# i need help installing rome total war



## morko88 (Mar 12, 2009)

i had rome total war for four years now, it used to work then i uninstalled it for space reasons. now ive come back to it and i tried to install it and the first problem was i had to verify that the file i was cpoying existed and that i cn acess it. so i moved all the files to a differant folder, and tried to install it again now i get a message that ses "world.cab" this file is corrupt

can anyone help with this problem?

please


----------



## Tiber Septim (Feb 9, 2006)

Hi.
Sounds like a bad disc.
Can you test it in any other machine?
Does it appear to have and scratches or smudges on it?


----------



## morko88 (Mar 12, 2009)

Tiber Septim said:


> Hi.
> Sounds like a bad disc.
> Can you test it in any other machine?
> Does it appear to have and scratches or smudges on it?


yea it does have scratches on 
but what good would it do from testing it on another machine.


----------



## Tiber Septim (Feb 9, 2006)

If this disc wasn't damaged, testing it in another machine would rule out the disc as the problem.

However, since the disc is damaged, you may want to try a repair kit.
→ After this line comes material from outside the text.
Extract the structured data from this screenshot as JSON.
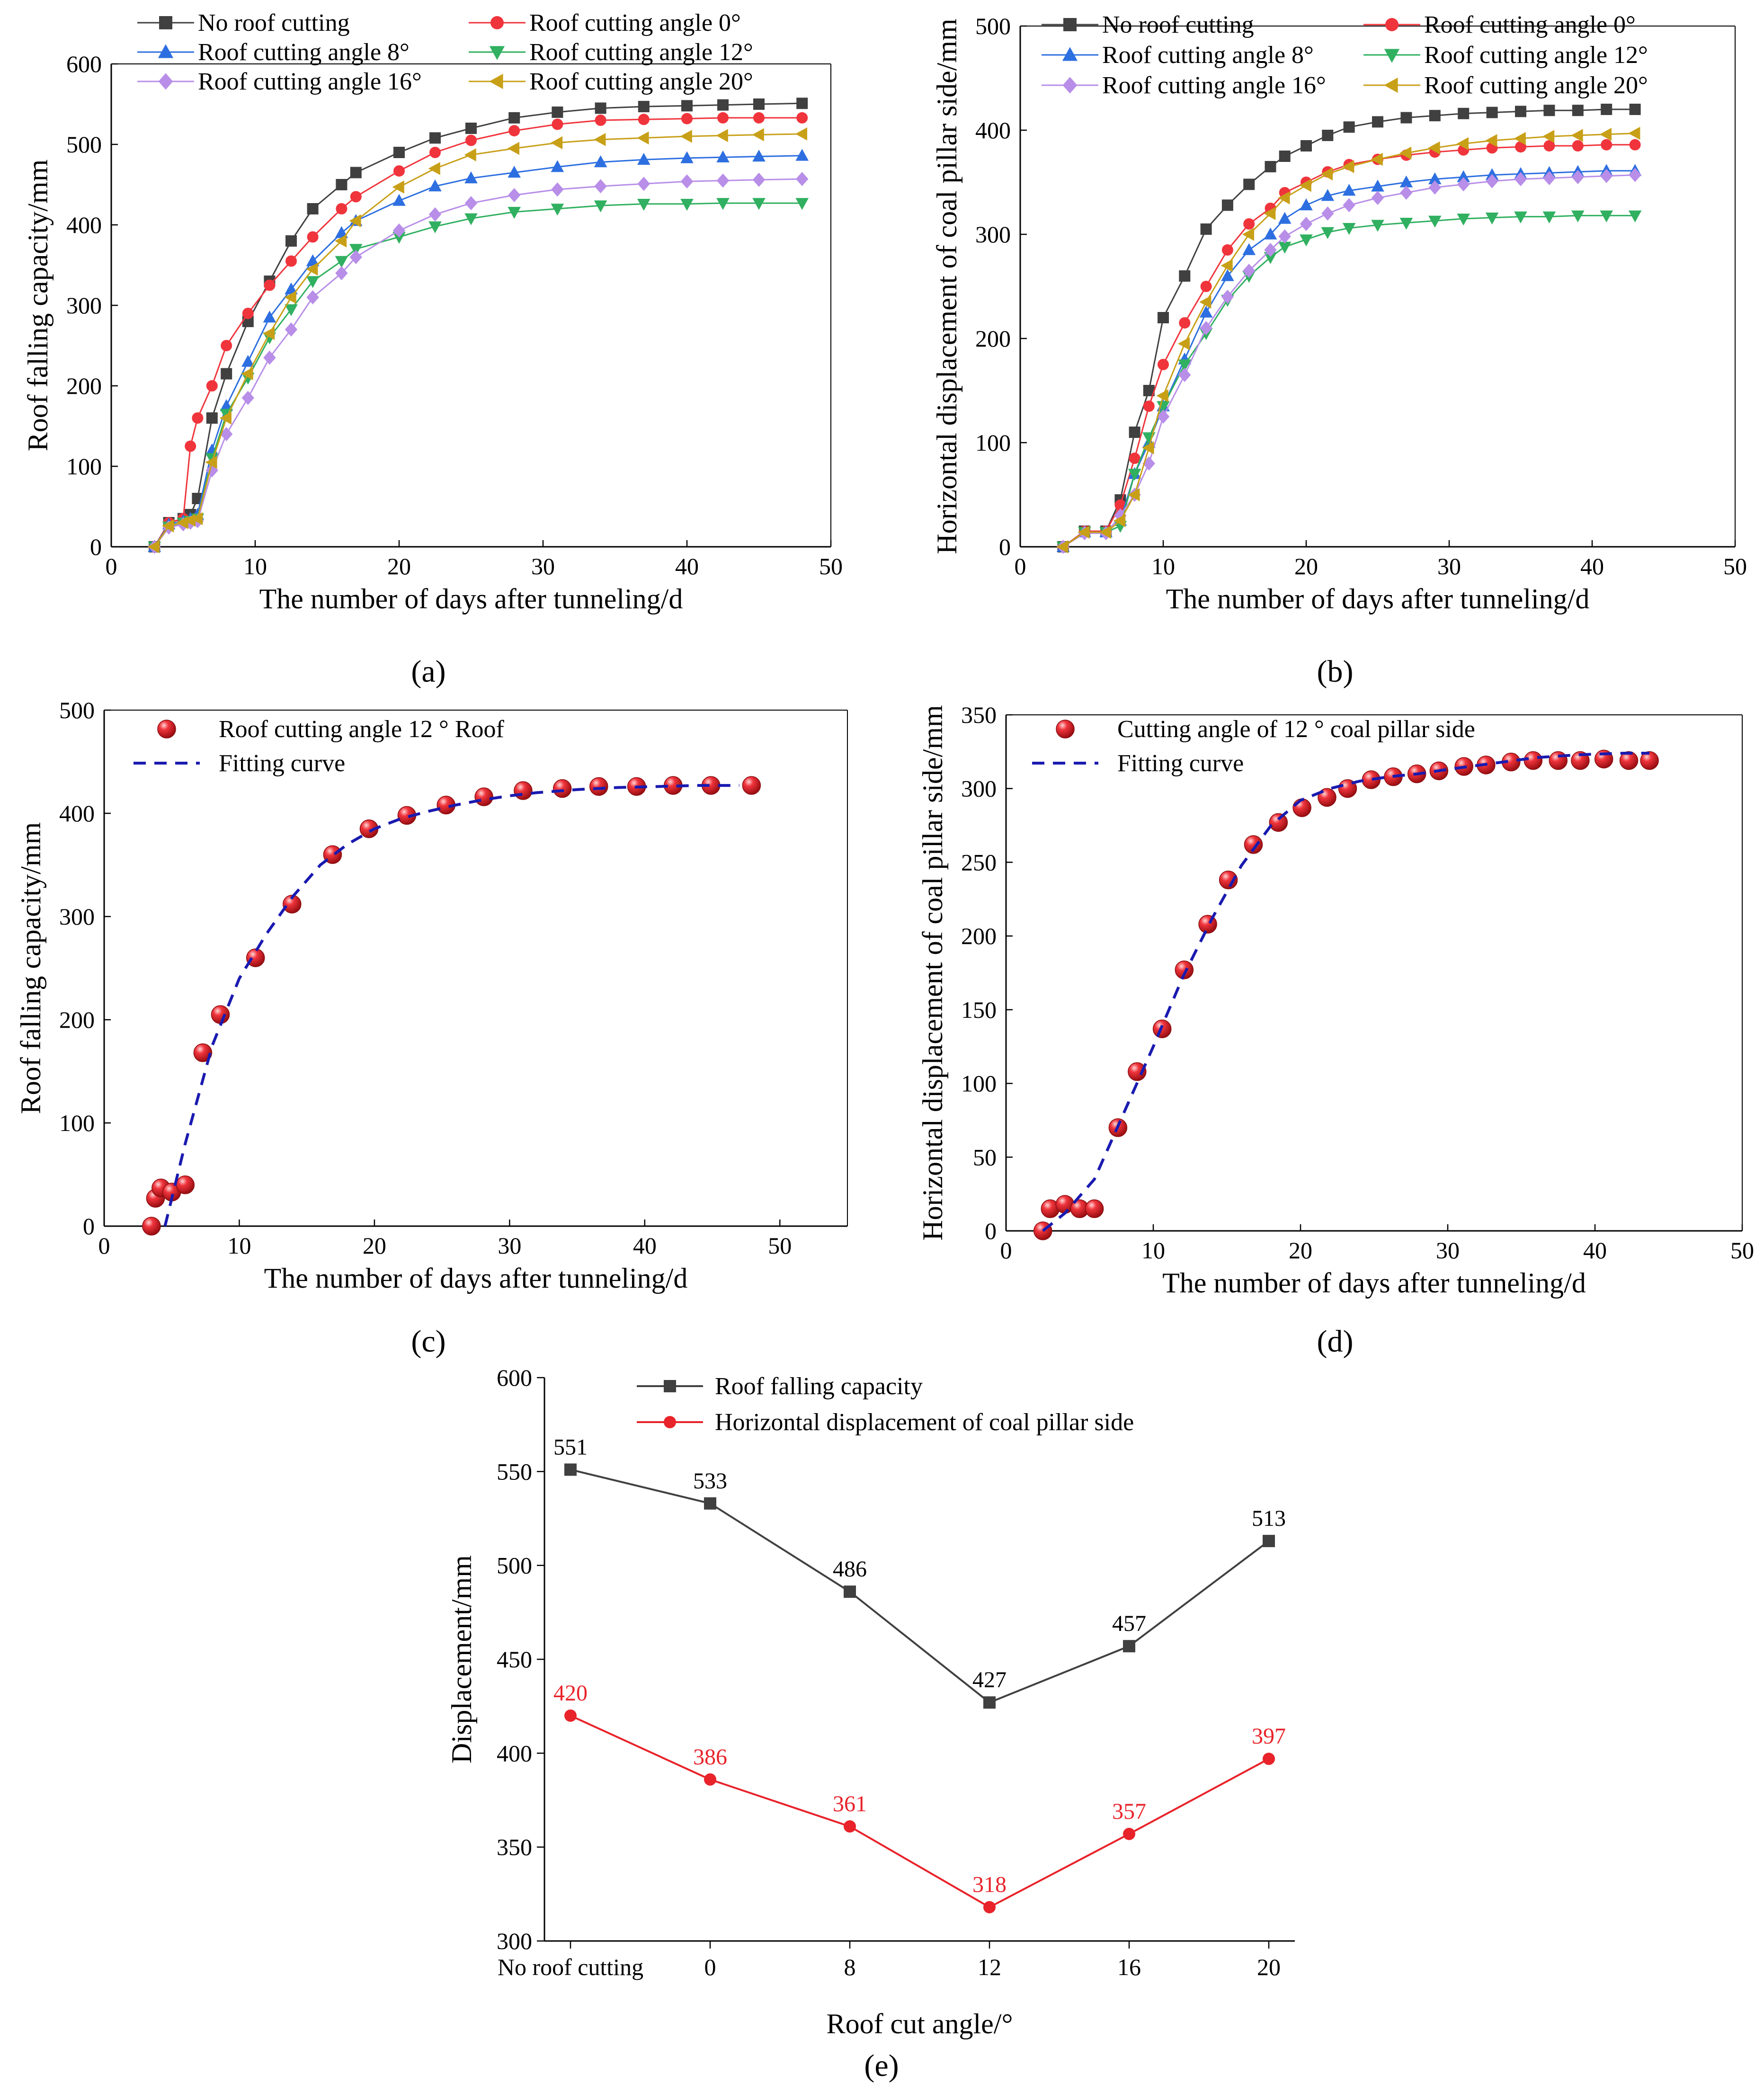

I know some Video rental stores will fix damaged discs (sometimes for free).
How badly is it scratched?


----------



## morko88 (Mar 12, 2009)

id say pritty bad, i guess a disc clean is the best thing to do


----------



## morko88 (Mar 12, 2009)

where was the place you sed i could get my dics cleaned.


----------



## Tiber Septim (Feb 9, 2006)

Video rental stores.
I know my Local JB HiFi (Electronics store) will do it.
Some places do charge a couple $ per disc though.


----------



## morko88 (Mar 12, 2009)

so i just go to the one in adelaide, and if they clean the 1st disc i should work just fine.


----------